Tiga kata: Lonte, Anjing dan bodoh. Tiga kata itu bergantian meluncur dari mulut Lilis dan Neneng ketika keduanya berjumpa merebut tempat terseksi, tercantik dan teraduhai di mata penonton pub Bintang Kejora. Keduanya saling mengumpat, mencela. ‘Lonte teriak Lonte’ umpat salah seorang dari mereka, sebelum keduanya benar-benar dibakar amarah selanjutnya adu otot. Berkelahi.
Dua ‘lonte’ itu adalah tokoh sentral dalam ‘Arwah Goyang Kerawang’, sebuah film horor produksi Sentra Mega Kreasi besutan sutradara Helfi Kardit. Film berdurasi 90 menit itu mengisahkan tentang Lilis yang terpaksa kembali menjadi penari disebuah group tari jaipong Goyang Kerawang, setelah sekian lama dunia yang dulu pernah membesarkan namanya itu dia tinggalkan demi sebuah perkawinan. Aji sebagai suami Lilis, tidak lagi bisa mencegah karena Aji tidak berdaya karena kondisi ekonomi rumah tangganya berantakan sejak dirinya di-PHK dan menganggur.
Kembalinya Lilis ke dalam grup rupanya membuat perubahan yang luar biasa. Pada setiap penampilanya di atas panggung, Lilis selalu saja menjadi pusat perhatian pengunjung pub Bintang Kejora. Sebagai primadona group Goyang Karawang saat ini, Neneng merasa terancam dengan kembalinya Lilis dalam group. Dengan segala cara Neneng berusaha mempertahankan posisinya, apa lagi untuk meraih predikat itu memerlukan perjuangan dan pengorbanan luar biasa bagi Neneng. Kehebatan Lilis menggoyang panggung dan menguras kocek pengunjung membuat Pak Awal sebagai pemilik pub menempatkan Lilis sebagai bintang utama menggantikan Neneng dan tentu saja, persaingan keduanya semakin seru.
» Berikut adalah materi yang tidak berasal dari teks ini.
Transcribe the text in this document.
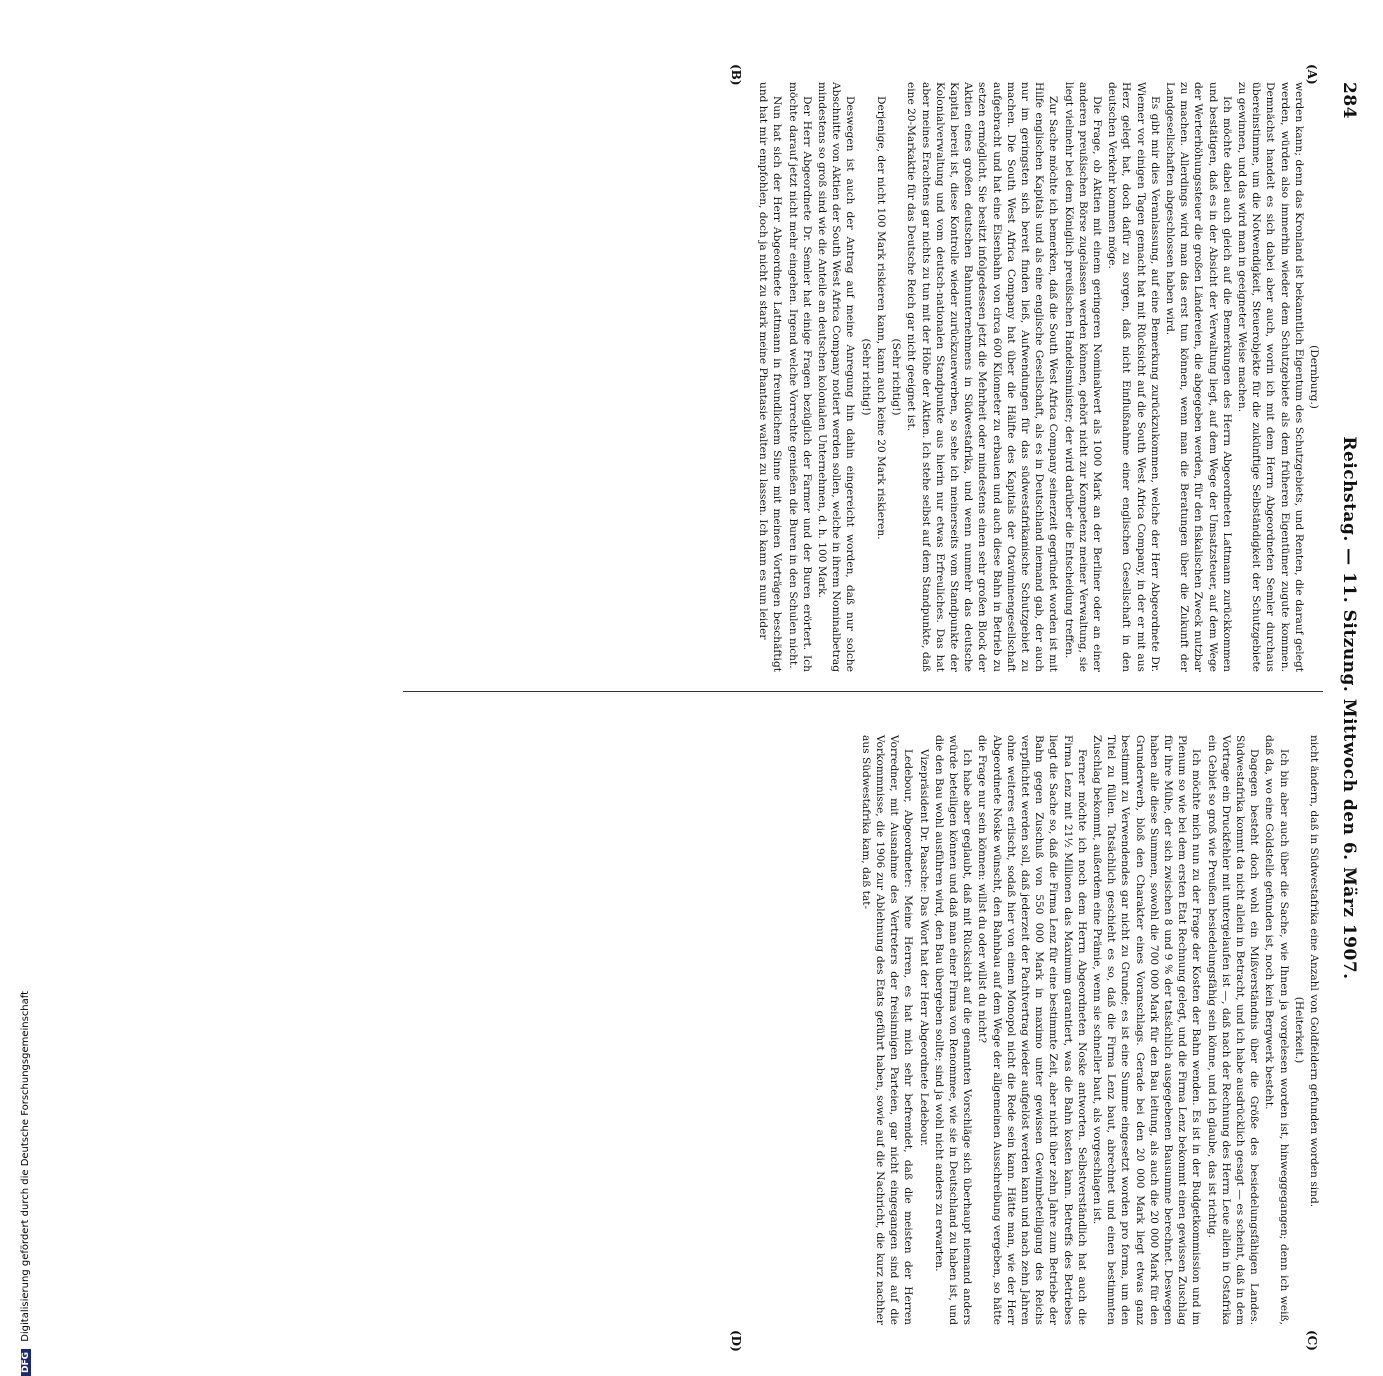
284
Reichstag. — 11. Sitzung. Mittwoch den 6. März 1907.
(A)
(B)
(C)
(D)

(Dernburg.)

werden kann; denn das Kronland ist bekanntlich Eigentum des Schutzgebiets, und Renten, die darauf gelegt werden, würden also immerhin wieder dem Schutzgebiete als dem früheren Eigentümer zugute kommen. Demnächst handelt es sich dabei aber auch, worin ich mit dem Herrn Abgeordneten Semler durchaus übereinstimme, um die Notwendigkeit, Steuerobjekte für die zukünftige Selbständigkeit der Schutzgebiete zu gewinnen, und das wird man in geeigneter Weise machen.

Ich möchte dabei auch gleich auf die Bemerkungen des Herrn Abgeordneten Lattmann zurückkommen und bestätigen, daß es in der Absicht der Verwaltung liegt, auf dem Wege der Umsatzsteuer, auf dem Wege der Werterhöhungssteuer die großen Ländereien, die abgegeben werden, für den fiskalischen Zweck nutzbar zu machen. Allerdings wird man das erst tun können, wenn man die Beratungen über die Zukunft der Landgesellschaften abgeschlossen haben wird.

Es gibt mir dies Veranlassung, auf eine Bemerkung zurückzukommen, welche der Herr Abgeordnete Dr. Wiemer vor einigen Tagen gemacht hat mit Rücksicht auf die South West Africa Company, in der er mit aus Herz gelegt hat, doch dafür zu sorgen, daß nicht Einflußnahme einer englischen Gesellschaft in den deutschen Verkehr kommen möge.

Die Frage, ob Aktien mit einem geringeren Nominalwert als 1000 Mark an der Berliner oder an einer anderen preußischen Börse zugelassen werden können, gehört nicht zur Kompetenz meiner Verwaltung, sie liegt vielmehr bei dem Königlich preußischen Handelsminister; der wird darüber die Entscheidung treffen.

Zur Sache möchte ich bemerken, daß die South West Africa Company seinerzeit gegründet worden ist mit Hilfe englischen Kapitals und als eine englische Gesellschaft, als es in Deutschland niemand gab, der auch nur im geringsten sich bereit finden ließ, Aufwendungen für das südwestafrikanische Schutzgebiet zu machen. Die South West Africa Company hat über die Hälfte des Kapitals der Otaviminengesellschaft aufgebracht und hat eine Eisenbahn von circa 600 Kilometer zu erbauen und auch diese Bahn in Betrieb zu setzen ermöglicht. Sie besitzt infolgedessen jetzt die Mehrheit oder mindestens einen sehr großen Block der Aktien eines großen deutschen Bahnunternehmens in Südwestafrika, und wenn nunmehr das deutsche Kapital bereit ist, diese Kontrolle wieder zurückzuerwerben, so sehe ich meinerseits vom Standpunkte der Kolonialverwaltung und vom deutsch-nationalen Standpunkte aus hierin nur etwas Erfreuliches. Das hat aber meines Erachtens gar nichts zu tun mit der Höhe der Aktien. Ich stehe selbst auf dem Standpunkte, daß eine 20-Markaktie für das Deutsche Reich gar nicht geeignet ist.

(Sehr richtig!)

Derjenige, der nicht 100 Mark riskieren kann, kann auch keine 20 Mark riskieren.

(Sehr richtig!)

Deswegen ist auch der Antrag auf meine Anregung hin dahin eingereicht worden, daß nur solche Abschnitte von Aktien der South West Africa Company notiert werden sollen, welche in ihrem Nominalbetrag mindestens so groß sind wie die Anteile an deutschen kolonialen Unternehmen, d. h. 100 Mark.

Der Herr Abgeordnete Dr. Semler hat einige Fragen bezüglich der Farmer und der Buren erörtert. Ich möchte darauf jetzt nicht mehr eingehen. Irgend welche Vorrechte genießen die Buren in den Schulen nicht.

Nun hat sich der Herr Abgeordnete Lattmann in freundlichem Sinne mit meinen Vorträgen beschäftigt und hat mir empfohlen, doch ja nicht zu stark meine Phantasie walten zu lassen. Ich kann es nun leider

nicht ändern, daß in Südwestafrika eine Anzahl von Goldfeldern gefunden worden sind.

(Heiterkeit.)

Ich bin aber auch über die Sache, wie Ihnen ja vorgelesen worden ist, hinweggegangen; denn ich weiß, daß da, wo eine Goldstelle gefunden ist, noch kein Bergwerk besteht.

Dagegen besteht doch wohl ein Mißverständnis über die Größe des besiedelungsfähigen Landes. Südwestafrika kommt da nicht allein in Betracht, und ich habe ausdrücklich gesagt — es scheint, daß in dem Vortrage ein Druckfehler mit untergelaufen ist —, daß nach der Rechnung des Herrn Leue allein in Ostafrika ein Gebiet so groß wie Preußen besiedelungsfähig sein könne, und ich glaube, das ist richtig.

Ich möchte mich nun zu der Frage der Kosten der Bahn wenden. Es ist in der Budgetkommission und im Plenum so wie bei dem ersten Etat Rechnung gelegt, und die Firma Lenz bekommt einen gewissen Zuschlag für ihre Mühe, der sich zwischen 8 und 9 % der tatsächlich ausgegebenen Bausumme berechnet. Deswegen haben alle diese Summen, sowohl die 700 000 Mark für den Bau leitung, als auch die 20 000 Mark für den Grunderwerb, bloß den Charakter eines Voranschlags. Gerade bei den 20 000 Mark liegt etwas ganz bestimmt zu Verwendendes gar nicht zu Grunde; es ist eine Summe eingesetzt worden pro forma, um den Titel zu füllen. Tatsächlich geschieht es so, daß die Firma Lenz baut, abrechnet und einen bestimmten Zuschlag bekommt, außerdem eine Prämie, wenn sie schneller baut, als vorgeschlagen ist.

Ferner möchte ich noch dem Herrn Abgeordneten Noske antworten. Selbstverständlich hat auch die Firma Lenz mit 21½ Millionen das Maximum garantiert, was die Bahn kosten kann. Betreffs des Betriebes liegt die Sache so, daß die Firma Lenz für eine bestimmte Zeit, aber nicht über zehn Jahre zum Betriebe der Bahn gegen Zuschuß von 550 000 Mark in maximo unter gewissen Gewinnbeteiligung des Reichs verpflichtet werden soll, daß jederzeit der Pachtvertrag wieder aufgelöst werden kann und nach zehn Jahren ohne weiteres erlischt, sodaß hier von einem Monopol nicht die Rede sein kann. Hätte man, wie der Herr Abgeordnete Noske wünscht, den Bahnbau auf dem Wege der allgemeinen Ausschreibung vergeben, so hätte die Frage nur sein können: willst du oder willst du nicht?

Ich habe aber geglaubt, daß mit Rücksicht auf die genannten Vorschläge sich überhaupt niemand anders würde beteiligen können und daß man einer Firma von Renommee, wie sie in Deutschland zu haben ist, und die den Bau wohl ausführen wird, den Bau übergeben sollte; sind ja wohl nicht anders zu erwarten.

Vizepräsident Dr. Paasche: Das Wort hat der Herr Abgeordnete Ledebour.

Ledebour, Abgeordneter: Meine Herren, es hat mich sehr befremdet, daß die meisten der Herren Vorredner, mit Ausnahme des Vertreters der freisinnigen Parteien, gar nicht eingegangen sind auf die Vorkommnisse, die 1906 zur Ablehnung des Etats geführt haben, sowie auf die Nachricht, die kurz nachher aus Südwestafrika kam, daß tat-

DFG Digitalisierung gefördert durch die Deutsche Forschungsgemeinschaft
Lonte (tentang seks), Anjing (tentang sinisme), dan bodoh (tentang ketakbermaknaan) menjadi tema sentral ‘Arwah Goyang Kerawang’. Hemat saya, film bertema seks-horor bukan barang baru dalam dunia perfilman kita. Jauh sebelumnya, pada dekade 80-an film-film bertema serupa sudah menjadi primadona penonton bioskop tanah air. Serupa kembali ke masa itu, Arwah Goyang Kerawang tidak hanya membuat kita mengernyitkan dahi, tetapi juga menagih makna dari apa yang mesti harus diberikan.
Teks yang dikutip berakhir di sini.